Using multiple tools together

Most environments run Ansible with other tools. Terraform provisions infrastructure, Ansible configures it, and Kubernetes manages containers.

Spacelift connects these by making one stack depend on another. For instance, it could pass Terraform data into Ansible, this way, allowing you to build workflows that use multiple tools.

This stops drift from tools stepping on each other. Spacelift keeps them coordinated with proper handoffs and shared information.

Visibility and compliance

Spacelift shows you everything happening in Ansible. Things like what playbooks ran, what changed, who did it, and so on. With this, you’ll spot drift patterns as they develop.

This increased visibility, in turn, makes compliance easier. Need to show auditors something? Pull up how your infrastructure matches policies. Show them your change tracking. Prove you catch drift and fix it.

Hook it up to your version control, CI/CD, and monitoring. Drift detection just becomes part of managing infrastructure.
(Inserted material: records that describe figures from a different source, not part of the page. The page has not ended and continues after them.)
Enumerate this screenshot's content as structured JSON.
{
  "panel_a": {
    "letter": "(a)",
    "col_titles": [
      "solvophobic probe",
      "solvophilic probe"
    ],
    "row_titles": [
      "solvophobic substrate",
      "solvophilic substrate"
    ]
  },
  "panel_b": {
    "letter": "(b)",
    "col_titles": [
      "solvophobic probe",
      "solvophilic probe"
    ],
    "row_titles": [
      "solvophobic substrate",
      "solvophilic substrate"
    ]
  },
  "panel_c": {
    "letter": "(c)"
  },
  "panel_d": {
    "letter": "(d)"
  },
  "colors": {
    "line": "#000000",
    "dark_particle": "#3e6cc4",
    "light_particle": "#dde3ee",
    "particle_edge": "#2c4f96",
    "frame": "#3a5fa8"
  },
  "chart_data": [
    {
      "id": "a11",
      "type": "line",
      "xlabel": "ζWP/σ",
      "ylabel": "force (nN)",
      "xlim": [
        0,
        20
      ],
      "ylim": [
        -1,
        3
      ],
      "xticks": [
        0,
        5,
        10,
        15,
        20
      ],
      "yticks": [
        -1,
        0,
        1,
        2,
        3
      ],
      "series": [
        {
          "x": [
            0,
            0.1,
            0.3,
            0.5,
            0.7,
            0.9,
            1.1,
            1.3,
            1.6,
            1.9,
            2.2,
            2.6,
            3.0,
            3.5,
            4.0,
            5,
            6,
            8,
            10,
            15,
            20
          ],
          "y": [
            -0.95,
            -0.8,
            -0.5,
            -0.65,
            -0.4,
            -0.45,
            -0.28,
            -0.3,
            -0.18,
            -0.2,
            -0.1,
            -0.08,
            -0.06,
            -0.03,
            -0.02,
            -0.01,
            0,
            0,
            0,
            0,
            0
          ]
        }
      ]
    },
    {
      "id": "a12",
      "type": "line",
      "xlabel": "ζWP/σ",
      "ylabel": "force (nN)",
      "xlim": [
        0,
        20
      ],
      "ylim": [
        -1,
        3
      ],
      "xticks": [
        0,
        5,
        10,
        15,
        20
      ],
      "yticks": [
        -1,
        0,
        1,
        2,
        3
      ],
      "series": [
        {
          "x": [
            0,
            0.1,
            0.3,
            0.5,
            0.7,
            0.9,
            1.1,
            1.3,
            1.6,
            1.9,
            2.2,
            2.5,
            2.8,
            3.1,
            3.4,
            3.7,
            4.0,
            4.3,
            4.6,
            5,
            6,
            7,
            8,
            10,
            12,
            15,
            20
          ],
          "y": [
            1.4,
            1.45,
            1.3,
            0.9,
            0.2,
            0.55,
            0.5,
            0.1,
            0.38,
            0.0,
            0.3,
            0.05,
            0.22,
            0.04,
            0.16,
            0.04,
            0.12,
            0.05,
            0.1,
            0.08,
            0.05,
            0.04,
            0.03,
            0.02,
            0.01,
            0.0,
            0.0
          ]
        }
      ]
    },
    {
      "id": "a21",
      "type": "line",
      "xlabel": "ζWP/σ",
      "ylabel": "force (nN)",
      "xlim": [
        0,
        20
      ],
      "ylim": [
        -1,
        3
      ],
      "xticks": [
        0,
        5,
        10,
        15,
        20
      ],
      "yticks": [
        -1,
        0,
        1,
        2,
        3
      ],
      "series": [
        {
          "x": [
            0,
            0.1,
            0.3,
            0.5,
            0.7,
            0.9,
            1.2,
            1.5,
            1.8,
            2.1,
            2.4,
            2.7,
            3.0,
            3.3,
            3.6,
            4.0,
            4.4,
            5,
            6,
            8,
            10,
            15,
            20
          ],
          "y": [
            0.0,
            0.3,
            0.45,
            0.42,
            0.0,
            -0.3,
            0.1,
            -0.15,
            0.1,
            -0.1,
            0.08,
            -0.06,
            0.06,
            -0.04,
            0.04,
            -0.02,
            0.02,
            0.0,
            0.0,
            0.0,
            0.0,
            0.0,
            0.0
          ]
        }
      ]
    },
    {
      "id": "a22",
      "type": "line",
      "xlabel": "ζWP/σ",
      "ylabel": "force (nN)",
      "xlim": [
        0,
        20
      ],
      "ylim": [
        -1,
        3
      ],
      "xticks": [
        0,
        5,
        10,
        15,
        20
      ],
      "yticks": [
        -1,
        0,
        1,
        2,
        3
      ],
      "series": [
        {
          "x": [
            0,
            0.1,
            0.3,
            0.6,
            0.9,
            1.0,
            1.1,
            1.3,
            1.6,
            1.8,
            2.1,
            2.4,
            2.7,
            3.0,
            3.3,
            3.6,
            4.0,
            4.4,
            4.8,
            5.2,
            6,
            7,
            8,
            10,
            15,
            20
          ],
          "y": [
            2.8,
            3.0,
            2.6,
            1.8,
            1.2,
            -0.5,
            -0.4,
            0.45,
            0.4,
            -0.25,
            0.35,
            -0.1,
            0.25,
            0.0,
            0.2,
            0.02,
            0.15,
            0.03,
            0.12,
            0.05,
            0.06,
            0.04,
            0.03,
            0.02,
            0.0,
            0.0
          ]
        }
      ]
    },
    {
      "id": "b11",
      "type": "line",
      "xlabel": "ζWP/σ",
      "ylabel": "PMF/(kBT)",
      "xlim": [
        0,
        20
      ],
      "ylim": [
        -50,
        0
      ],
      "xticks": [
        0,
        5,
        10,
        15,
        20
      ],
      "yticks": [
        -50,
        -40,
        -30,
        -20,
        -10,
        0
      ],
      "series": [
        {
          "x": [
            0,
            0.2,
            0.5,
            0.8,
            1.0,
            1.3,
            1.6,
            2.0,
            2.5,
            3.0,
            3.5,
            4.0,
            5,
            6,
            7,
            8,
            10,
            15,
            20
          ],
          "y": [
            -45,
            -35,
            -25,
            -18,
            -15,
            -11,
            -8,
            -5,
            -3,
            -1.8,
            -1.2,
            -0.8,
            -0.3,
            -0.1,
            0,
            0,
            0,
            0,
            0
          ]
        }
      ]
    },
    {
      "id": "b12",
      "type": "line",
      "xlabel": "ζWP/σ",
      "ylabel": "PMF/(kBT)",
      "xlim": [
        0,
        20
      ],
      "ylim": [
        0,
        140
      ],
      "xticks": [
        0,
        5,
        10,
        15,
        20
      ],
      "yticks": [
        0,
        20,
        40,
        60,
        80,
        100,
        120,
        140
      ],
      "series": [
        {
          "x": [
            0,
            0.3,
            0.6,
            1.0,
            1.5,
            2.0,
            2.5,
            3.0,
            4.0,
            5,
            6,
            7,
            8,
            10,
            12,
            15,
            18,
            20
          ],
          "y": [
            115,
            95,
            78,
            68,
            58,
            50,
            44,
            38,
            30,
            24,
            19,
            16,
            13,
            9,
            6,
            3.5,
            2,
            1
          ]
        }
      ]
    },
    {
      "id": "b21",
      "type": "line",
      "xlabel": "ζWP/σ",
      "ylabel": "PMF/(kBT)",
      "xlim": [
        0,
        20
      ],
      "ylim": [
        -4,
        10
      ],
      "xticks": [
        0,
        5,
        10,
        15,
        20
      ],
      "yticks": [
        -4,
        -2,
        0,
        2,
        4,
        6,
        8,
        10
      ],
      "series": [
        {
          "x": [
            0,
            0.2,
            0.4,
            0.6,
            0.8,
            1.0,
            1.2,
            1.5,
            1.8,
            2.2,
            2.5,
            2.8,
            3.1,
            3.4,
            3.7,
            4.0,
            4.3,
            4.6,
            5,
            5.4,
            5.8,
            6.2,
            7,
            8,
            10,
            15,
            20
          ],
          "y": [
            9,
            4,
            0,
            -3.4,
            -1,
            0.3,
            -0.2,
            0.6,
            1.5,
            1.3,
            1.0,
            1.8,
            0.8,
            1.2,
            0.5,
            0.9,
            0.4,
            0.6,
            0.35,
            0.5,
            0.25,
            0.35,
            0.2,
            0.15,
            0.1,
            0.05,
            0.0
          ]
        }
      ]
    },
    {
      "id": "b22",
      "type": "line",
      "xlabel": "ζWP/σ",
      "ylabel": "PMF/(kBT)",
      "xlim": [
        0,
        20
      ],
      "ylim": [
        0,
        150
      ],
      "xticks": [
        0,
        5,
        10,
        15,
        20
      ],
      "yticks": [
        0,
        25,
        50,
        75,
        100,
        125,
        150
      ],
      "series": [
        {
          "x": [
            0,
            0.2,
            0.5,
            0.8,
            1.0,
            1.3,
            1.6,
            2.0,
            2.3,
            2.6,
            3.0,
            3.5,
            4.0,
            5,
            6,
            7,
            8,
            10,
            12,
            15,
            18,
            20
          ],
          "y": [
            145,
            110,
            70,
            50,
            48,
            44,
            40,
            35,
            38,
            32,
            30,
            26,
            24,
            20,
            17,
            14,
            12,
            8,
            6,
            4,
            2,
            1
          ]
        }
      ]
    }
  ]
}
Learn more about using Spacelift with Ansible. If you want to take your infrastructure to the next level, create a Spacelift account today or book a demo with one of our engineers.

Key points

Configuration drift occurs when your servers don’t match the configurations defined in your Ansible playbooks. This breaks automation reliability and makes infrastructure harder to manage.

Drift happens for several reasons, including manual changes during incidents, multiple automation tools with overlapping responsibilities, automatic package updates, cloud provider changes, and poor coordination between teams.

To catch drift, run Ansible in check mode, compare facts against your baseline, schedule verification playbooks, monitor file integrity, or use a centralized platform like Ansible Tower or Spacelift.

When you find drift, determine whether the changes are worth keeping. If they are, update your playbooks. If not, run your playbooks to undo them. You can also automate the fixes in some cases.

Stop drift before it happens: make Ansible your only source of truth, keep all changes in version control, write idempotent playbooks, use dynamic inventory, test your changes, document what to do in emergencies, keep responsibilities separate, and watch for drift actively.

Spacelift automates drift detection and remediation for Ansible while providing visibility, compliance tracking, and orchestration across multiple infrastructure tools.

Manage Ansible better with Spacelift

Managing large-scale playbook execution is hard. Spacelift enables you to automate Ansible playbook execution with visibility and control over resources, and seamlessly link provisioning and configuration workflows.

Learn more

Frequently asked questions

How to set up a source of truth for Ansible managed infra?
Use a Git repo as the source of truth, store Ansible playbooks, roles, inventories, and vars there, then enforce changes via pull requests, code review, and CI runs that execute linting and check mode. For dynamic environments, generate inventory from a CMDB or cloud API and treat it as code too, then have your pipeline render it deterministically and apply changes only from the main branch.
How often should Ansible drift detection run?
Drift detection with Ansible should typically run at regular intervals aligned with your infrastructure’s change frequency, often every 15–60 minutes for dynamic environments. For more static systems, daily or even weekly checks may be sufficient to balance accuracy with resource usage.
Can Ansible prevent drift or only detect and fix it?
Ansible doesn’t prevent drift in real time, but can detect and correct it during playbook runs. Since it uses a declarative approach with idempotent tasks, reapplying the playbook enforces the desired state.